The new channel will not only strengthen Netscape's efforts to become a top gateway to the Net or "portal" site, but it also is clearly an attempt to capitalize on a growing market: small and medium-sized businesses.
The channel will offer a mix of free and subscription-based services, according to Netscape.
"By working with all of our partners and in understanding the needs of small-business users, we have provided a one-stop shopping and aggregation of services that those users need," said Netcenter's content program manager Hillary Mickell.
Netscape in the past month has redoubled its online efforts, launching late last month its so-called Project 60, a two-month project to build out Netcenter into a major portal site.
Announcements so far include the upcoming addition of free email, offered in conjunction with USA.net. Also coming soon is a Netscape-branded search engine and content channels, developed with portal Excite.
Netscape will develop business channel content without the collaboration of Excite, whose content responsibilities will lie in more arts and lifestyle-oriented areas.
Netcenter's current small-business service offering consists mainly of ConcentricHost, a suite of subscription Web hosting services from Concentric. Netcenter's current content offerings for businesses include Net publication subscriptions via the Inbox Direct email service, a business news service, bulletin boards, and a directory of profiles of other business people using Netcenter.

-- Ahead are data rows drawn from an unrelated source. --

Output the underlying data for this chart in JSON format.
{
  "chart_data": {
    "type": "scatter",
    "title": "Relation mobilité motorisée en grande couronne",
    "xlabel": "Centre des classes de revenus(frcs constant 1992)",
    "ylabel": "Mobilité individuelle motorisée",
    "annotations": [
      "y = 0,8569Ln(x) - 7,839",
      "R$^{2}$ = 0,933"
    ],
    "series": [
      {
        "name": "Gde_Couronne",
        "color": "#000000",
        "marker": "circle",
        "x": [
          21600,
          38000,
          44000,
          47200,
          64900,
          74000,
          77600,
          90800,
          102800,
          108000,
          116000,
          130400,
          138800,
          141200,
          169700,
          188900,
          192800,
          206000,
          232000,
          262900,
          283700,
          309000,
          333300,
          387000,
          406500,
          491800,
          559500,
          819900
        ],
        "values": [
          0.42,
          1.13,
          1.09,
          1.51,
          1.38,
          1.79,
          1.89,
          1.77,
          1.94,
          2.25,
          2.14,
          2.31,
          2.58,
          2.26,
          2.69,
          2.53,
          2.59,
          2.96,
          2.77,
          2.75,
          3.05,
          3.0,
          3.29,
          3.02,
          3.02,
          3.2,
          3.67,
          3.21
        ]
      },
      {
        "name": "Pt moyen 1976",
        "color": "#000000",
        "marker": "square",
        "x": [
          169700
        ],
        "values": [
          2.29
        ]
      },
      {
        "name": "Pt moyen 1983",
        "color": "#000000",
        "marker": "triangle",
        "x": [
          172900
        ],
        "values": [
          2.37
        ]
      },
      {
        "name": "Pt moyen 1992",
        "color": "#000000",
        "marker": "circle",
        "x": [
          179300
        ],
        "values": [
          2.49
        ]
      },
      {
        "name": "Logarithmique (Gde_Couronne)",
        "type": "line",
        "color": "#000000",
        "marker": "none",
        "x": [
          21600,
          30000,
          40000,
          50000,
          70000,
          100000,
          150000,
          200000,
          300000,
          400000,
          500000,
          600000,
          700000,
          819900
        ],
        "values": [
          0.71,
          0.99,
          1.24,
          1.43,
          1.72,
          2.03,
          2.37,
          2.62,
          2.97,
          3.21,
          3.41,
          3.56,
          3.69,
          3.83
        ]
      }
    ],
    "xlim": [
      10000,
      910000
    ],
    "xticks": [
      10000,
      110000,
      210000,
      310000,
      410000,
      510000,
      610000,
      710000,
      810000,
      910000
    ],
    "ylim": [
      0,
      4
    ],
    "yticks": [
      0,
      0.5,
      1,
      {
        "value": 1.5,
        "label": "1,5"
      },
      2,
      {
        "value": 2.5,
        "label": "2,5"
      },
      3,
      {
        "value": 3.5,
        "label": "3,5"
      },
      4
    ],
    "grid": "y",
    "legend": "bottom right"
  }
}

The Small Business Source will bring a long menu of new content offerings, the firm said, including the following:
The new channel, like other Netcenter areas, will earn Netscape money through a three-tiered model. Roughly equal sums will come in through advertising sales and Netcenter's take in transaction revenue. Sponsorship fees, in which companies pay Netscape to do business on its highly trafficked Web real estate, will bring in a third, lesser portion of revenue.